This year’s Hall of Fame ballot is full of fascinating questions: Will Tim Raines make it in his final chance? How will Bud Selig’s induction affect suspected PED users, mainly Barry Bonds and Roger Clemens? Do the first-year players like Ivan Rodriguez and Vladimir Guerrero have a chance?
But the most fascinating overall person might actually be Curt Schilling. Early returns indicate he won’t get elected and, in fact, he probably won’t get near the 52.3 percent of the vote he received last year. Some of that is a crowded ballot and a 10-vote limit. Some of that is Schilling continuinsly giving people reasons not to like him.

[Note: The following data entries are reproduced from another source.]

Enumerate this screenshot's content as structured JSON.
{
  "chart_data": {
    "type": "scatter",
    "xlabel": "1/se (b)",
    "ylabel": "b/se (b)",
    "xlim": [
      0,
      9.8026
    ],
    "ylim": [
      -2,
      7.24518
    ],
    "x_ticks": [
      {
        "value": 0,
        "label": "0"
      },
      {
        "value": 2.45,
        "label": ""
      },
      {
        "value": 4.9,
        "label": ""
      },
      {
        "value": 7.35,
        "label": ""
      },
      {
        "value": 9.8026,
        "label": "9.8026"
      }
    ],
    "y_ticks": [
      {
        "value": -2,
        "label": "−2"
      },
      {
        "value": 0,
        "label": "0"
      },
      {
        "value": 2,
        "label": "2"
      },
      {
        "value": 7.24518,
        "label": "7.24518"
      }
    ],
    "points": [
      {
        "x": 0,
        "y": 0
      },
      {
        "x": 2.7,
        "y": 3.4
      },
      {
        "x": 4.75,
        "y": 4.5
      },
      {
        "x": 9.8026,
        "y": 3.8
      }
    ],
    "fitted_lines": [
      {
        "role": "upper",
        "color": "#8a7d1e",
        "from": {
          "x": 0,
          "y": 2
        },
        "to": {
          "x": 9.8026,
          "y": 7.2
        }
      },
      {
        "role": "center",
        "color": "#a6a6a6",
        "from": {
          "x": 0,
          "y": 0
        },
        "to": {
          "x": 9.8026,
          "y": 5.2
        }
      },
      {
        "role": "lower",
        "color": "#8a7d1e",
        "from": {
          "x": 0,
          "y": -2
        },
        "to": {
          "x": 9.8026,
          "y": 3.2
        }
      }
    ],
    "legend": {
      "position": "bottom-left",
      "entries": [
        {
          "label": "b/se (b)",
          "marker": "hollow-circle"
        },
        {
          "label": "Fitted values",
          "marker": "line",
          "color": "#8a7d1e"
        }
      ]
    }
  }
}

Schilling is giving us a new, modern lens through which to consider a potential Hall of Famer: What will voters do when a great player turns into a social-media bully after his playing days? And how will Schilling — an outspoken man, even to the detrainment of his baseball broadcasting career — react as the votes slip away?
So far, the answer is: He’ll be the same ol’ Curt Schilling, calling people out by name and pulling no punches. In a great story at ESPN, Jerry Crasnick examines whether Schilling is tweeting his way out of Cooperstown. And Schilling is as unfiltered as always in his response to the matter (more on that in a minute).
In theory, what happens on Schilling’s social media account shouldn’t matter. But baseball’s Hall of Fame vote includes that character clause, which is what makes baseball’s Hall of Fame vote an annual circus. It’s why we have these debates about Bonds and Clemens and why this year, a number of voters — 14, according to Ryan Thibodaux’s fantastic Hall of Fame ballot tracker — have retracted their support of Schilling. He fell well short of the necessary 75 percent last year, so even though 14 votes isn’t a ton, any downward trend is bad.
Some of the voters who have checked Schilling’s name in the past but didn’t this year cite his November tweet where he endorsed a T-shirt about lynching journalists. Schilling maintains it was a joke. If so, not the wisest joke to appeal to Hall of Fame voters, who are all journalists.
Schilling took aim at some Hall of Fame voters in ESPN’s story, especially the Boston Globe’s Dan Shaughnessy and Wallace Matthews of NY Sports Day, both of whom have withdrawn their support of Schilling’s candidacy. Matthews said he would stop voting altogether.
“The Hall of Fame vote, to people like Dan and Wallace Matthews and Jon Heyman, is power to them,” Schilling told ESPN.com. “That’s how it works when you give weak people power. They want to ‘hold it over me’ or something like that? Please. An arbitrary process done by some of the most vindictive and spiteful humans I’ve ever known? One I stopped having control over nine years ago?
“I sleep fine. My three World Series rings, trophies and 20-some years of amazing memories are all mine, and always will be.”
What makes this even more interesting: Schilling is going in a much different direction than Bonds and Clemens, who have gained nine and 10 votes, respectively, in the public ballots thus far. None of them will probably get elected this year, but Clemens and Bonds at least seem to be going in the right direction. In fact, our own Jeff Passan estimates they’ll get in eventually.
But Schilling sees a distinct difference between himself and Bonds and Clemens. He told ESPN they ruined peoples’ lives and he hasn’t.
“I hate bullies, and I hate people who make other people feel bad on purpose. Clemens? Bonds? They ruined people’s lives to keep their legacies, which they eventually lost. I’ve never in my life done, nor will do, anything remotely close to something like that.
“I know who I am, and this has been an amazing teaching opportunity for my children, and especially my three sons. They know me, so when they read about ‘racism’ and the other bulls— people spew, it affords us a ton of opportunity to talk about how the real world works.”
When Schilling, a very proud Donald Trump supporter, was on our podcast earlier this year, we asked him if he had to choose only one thing — getting in the Hall of Fame or Trump winning the presidency — which it would be.
He picked a Trump win. And good thing, because it doesn’t look like the Hall of Fame part will come true this year — and maybe not while Trump is in office.